I think a lot more sports understand the need to collect and analyze data. A lot of sport coaching in the past was mostly experience-based rather than data-driven. And the example I always give, because I talk a lot about these issues, is that it’s pretty much like the banks were run probably 20 years ago by people that had a bit of a nose and a bit of an eye to understand where the stock options in the markets were going. Now they are run by people that understand data and make evidence-based decisions, and the same is happening in sport. I hope that sport uses data better than banks have done!
We are moving from a situation whereby the coach 10, 20 years ago was the guy with a stopwatch and a whistle. Now we have coaches that start to understand the importance of gathering more data and analyzing it. Furthermore, at the elite level we have plenty of specialists working with coaches generating large datasets to help the coaching staff in making decisions on what to do in training and competitions.
Based on your experience, where do you see the ability for teams or even for individual athletes to get a competitive advantage from analytics?
I think the biggest edge will be if they understand themselves better. In too many sports, athletes train either too much or not too much, and it’s because they have to gauge what they do on a daily basis against their feelings or what the coach sees. I think if they have more data about themselves, they can have an edge because they can be smarter in the way they train. That’s the first edge.
The second edge is to try to understand the opposition a bit more. So in sports, the more you know about the opposition, the more you’re likely to beat them.
And the last one is, I think if you understand a bit more about yourself, and you understand a bit more about the others, then you can do some modeling. You can do some simulation of performances in some sports and actually predict what likelihood do you have to succeed. So again, information is power. If you know more than someone else, you’ve got an edge.
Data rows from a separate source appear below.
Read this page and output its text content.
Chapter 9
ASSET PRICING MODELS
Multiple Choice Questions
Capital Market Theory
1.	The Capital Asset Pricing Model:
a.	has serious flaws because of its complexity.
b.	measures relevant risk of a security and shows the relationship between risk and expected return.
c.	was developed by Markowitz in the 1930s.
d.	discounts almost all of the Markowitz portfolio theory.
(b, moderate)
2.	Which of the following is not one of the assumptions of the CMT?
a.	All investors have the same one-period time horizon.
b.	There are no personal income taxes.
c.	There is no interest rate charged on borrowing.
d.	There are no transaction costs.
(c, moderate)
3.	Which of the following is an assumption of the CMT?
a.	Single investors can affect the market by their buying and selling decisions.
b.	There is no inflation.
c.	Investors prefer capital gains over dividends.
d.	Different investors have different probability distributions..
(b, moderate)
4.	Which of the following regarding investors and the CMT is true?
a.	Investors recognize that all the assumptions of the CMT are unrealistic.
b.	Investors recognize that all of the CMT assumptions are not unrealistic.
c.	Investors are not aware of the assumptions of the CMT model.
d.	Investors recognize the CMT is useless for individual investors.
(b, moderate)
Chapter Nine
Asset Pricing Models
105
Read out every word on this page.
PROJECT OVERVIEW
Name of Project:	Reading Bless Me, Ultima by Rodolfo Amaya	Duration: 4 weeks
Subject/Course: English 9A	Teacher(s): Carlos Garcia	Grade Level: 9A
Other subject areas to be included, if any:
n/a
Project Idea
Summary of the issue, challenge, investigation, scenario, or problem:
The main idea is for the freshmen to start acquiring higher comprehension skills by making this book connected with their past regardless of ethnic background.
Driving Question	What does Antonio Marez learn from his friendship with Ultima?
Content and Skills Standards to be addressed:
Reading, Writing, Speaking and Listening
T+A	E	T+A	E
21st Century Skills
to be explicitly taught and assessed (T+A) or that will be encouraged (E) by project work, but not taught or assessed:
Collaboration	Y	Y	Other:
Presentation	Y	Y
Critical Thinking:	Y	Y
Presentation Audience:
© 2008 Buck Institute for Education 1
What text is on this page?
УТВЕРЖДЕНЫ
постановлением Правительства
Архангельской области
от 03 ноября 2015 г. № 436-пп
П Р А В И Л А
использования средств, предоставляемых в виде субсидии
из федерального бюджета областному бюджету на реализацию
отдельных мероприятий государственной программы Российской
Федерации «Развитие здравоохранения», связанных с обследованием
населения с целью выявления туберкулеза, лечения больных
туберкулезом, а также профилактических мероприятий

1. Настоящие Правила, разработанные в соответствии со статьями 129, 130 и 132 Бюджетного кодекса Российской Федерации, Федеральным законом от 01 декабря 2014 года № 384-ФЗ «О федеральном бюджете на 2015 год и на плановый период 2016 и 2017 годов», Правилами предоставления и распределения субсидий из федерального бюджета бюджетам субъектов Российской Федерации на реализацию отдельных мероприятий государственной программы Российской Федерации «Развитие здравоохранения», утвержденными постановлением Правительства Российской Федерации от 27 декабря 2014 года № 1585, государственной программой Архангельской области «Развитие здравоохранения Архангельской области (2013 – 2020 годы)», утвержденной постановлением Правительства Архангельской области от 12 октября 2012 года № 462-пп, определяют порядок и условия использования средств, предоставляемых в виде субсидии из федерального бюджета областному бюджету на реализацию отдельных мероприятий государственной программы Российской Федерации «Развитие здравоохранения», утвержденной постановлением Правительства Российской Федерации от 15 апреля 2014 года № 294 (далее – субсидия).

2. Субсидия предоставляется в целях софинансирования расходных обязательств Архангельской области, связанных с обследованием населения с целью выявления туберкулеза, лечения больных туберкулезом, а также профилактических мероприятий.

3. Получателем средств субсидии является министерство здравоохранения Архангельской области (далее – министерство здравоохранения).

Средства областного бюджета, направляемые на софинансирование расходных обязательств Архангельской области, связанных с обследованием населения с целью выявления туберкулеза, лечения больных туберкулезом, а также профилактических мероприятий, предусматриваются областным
What needs to happen to get to the potential of analytics in sport?
I think what needs to happen is there is a need of someone investing in analytics, because it’s a bit of an experiment at the moment. Moneyball is a popular book, and everyone has watched the movie now, and people seem to be excited about it. But it only tells part of the story or part of the potential that is possible. There is a need of someone investing in it properly, and there needs to be a success story, and as a consequence, then it becomes an aspirational thing that everyone wants to have. You need people to talk about it, but then you need people that are willing to invest in it and take the time.
One of the biggest things I see is that now a lot of people are starting to talk about data and analytics, but no one really understands the power of analytics in long-term data gathering. So if you collect data for two weeks, it isn’t going to tell you anything; it won’t happen in the next two years. You need to have probably four or five years of data gathering, and then at some point you might be able to understand where you’re going. It’s not a short journey. It’s a long journey, which means a club or an institution really need to invest in a project for at least a good three to four years. The power of data resides in good longitudinal information rather than snapshots.